With his first attempts, his focus was for each work to “pop up,” to look as if it were standing upright on the beach. He began with simple pieces, a giant chess rook standing to attention, a trap door with a ladder that seemed to offer the chance to climb down deep into the sand. Depending on their size, each piece can take between four hours and three days of work at the beach, but the real preparation begins at home in front of the computer.

The width of each line and the distance between every shape has to be meticulously planned out, to make sure that the drawings appear as intended from the sky. “It’s quite easy to sit at your computer to manipulate a shape and understand the distances and dimensions you will have to work to,” he says. “When you get to the beach, the reality is, the scale is so much bigger.” Once he arrives at the beach, he uses lengths of rope and measuring equipment to draw the outline, and he’s made giant compasses and protractors to help him create perfect curves.

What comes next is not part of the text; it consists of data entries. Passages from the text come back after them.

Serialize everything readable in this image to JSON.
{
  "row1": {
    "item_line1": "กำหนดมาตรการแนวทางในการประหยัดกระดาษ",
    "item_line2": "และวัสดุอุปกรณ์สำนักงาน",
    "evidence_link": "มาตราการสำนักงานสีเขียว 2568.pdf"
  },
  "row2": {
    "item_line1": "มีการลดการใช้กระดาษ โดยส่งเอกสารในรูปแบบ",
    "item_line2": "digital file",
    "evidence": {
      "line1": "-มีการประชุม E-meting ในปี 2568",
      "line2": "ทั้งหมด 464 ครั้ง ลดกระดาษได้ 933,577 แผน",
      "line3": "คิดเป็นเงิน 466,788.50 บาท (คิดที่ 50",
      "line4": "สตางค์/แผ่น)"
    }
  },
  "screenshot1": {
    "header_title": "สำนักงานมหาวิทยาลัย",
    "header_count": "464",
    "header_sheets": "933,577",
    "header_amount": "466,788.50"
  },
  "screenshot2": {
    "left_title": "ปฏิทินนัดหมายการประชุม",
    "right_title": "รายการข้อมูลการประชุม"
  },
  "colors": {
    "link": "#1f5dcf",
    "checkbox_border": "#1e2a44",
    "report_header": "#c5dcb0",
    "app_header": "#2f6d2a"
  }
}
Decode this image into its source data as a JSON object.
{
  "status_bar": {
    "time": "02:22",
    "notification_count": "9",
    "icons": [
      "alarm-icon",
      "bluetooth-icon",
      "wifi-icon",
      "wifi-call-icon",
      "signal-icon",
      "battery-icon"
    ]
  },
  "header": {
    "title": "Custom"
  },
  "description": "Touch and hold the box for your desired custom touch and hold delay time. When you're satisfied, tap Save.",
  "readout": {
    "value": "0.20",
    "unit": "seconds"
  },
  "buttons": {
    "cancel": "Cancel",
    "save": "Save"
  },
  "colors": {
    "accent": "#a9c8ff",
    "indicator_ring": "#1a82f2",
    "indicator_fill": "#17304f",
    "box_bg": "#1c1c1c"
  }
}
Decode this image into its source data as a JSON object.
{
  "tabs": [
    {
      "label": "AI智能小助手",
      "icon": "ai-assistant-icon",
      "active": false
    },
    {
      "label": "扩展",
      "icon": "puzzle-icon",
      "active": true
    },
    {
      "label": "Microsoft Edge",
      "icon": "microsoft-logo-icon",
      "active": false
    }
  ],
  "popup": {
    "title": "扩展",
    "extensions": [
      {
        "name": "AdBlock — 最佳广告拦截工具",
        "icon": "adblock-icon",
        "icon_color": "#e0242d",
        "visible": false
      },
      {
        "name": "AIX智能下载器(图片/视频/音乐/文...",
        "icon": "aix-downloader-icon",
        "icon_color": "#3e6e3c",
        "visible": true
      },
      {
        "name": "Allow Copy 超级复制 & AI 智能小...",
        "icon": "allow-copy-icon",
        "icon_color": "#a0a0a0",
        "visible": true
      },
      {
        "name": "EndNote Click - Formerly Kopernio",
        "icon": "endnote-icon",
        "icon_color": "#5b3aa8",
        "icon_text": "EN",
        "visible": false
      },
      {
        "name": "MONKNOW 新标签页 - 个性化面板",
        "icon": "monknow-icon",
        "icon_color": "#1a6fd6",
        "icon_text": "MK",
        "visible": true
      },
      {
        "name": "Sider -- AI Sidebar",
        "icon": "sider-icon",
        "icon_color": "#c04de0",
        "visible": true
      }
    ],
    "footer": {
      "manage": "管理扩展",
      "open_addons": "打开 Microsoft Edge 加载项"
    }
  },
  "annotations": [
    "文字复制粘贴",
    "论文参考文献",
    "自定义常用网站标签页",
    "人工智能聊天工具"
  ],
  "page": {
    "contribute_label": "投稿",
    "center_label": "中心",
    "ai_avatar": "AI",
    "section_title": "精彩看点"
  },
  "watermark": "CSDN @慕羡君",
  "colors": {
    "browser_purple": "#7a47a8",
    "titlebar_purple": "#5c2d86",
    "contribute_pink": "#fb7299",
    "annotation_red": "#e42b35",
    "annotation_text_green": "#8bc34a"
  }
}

Besides these instruments, all the materials Nico works with are there when he arrives. “I don’t want to bring other materials into it,” he says. “I only move and change the elements that are already there.” Beaches aren’t the only natural landscapes he works with. He’s committed to turning any everyday place into a work of art, working with stones in lava fields in Iceland, and even altering crops in rapeseed fields.

Shading, 2015
Shading, 2015

The inspiration for the pieces is a natural process, as the discoveries he makes while doing each one inspire the next. “Unexpected things keep happening, and it brings you new ideas,” he says. While working on a piece depicting a chess board, he showed the different squares on the board by using a rake on the sand in half of them to show a different color.

Through this he learned that raking in different directions would create entirely different tones and colors. This knowledge came into use in 2019 for one of his most striking works, Sandmen, which was 60 metres long. Appearing almost like a painting, he created four completely different colors in the piece, simply by using a rake in different ways. “I rushed this one because the tide was coming in quicker than expected. But the next day, when the sea had come and gone, even the thin lines were still very visible,” he says.

Nico had previously been resigned to the idea that once nature had its way, his pieces would disappear, but this work’s lasting life gave him a new perspective. “I couldn’t imagine that when water swallows these things, they might still be visible. And once you know that, you can use it,” he says. “We started waiting for things to go underwater, to see what effect it might have.”

He began to design works with nature’s effect in mind. A sheet of perfectly aligned “sand cones” that only became more beautiful as the sun cast their shadows out over the sand, or a collection of craters that, once the tide went back out, remained filled with water which reflected the blue skies above. Even the wind can be a tool for Nico, as it blows the sand to one side and creates an entirely new pattern.

Sand and Water, 2019
Sand and Water, 2019

From start to finish, Nico’s work is a perfect marriage between people and nature. Working with the natural things he finds on location before, in the end, the elements have their way with his art.

As beautiful as it is that nature can affect Nico’s creations in these interesting ways, nature is also the thing that will eventually make them disappear. “You know most of them will only be there for a few hours,” he says. “Even the ones that aren’t within range of the tide will be gone within a few weeks.” This only makes the works more special. Each one has a short lifespan, visible on the coastline for a fleeting moment, before fading and fading until it seems it was never there at all.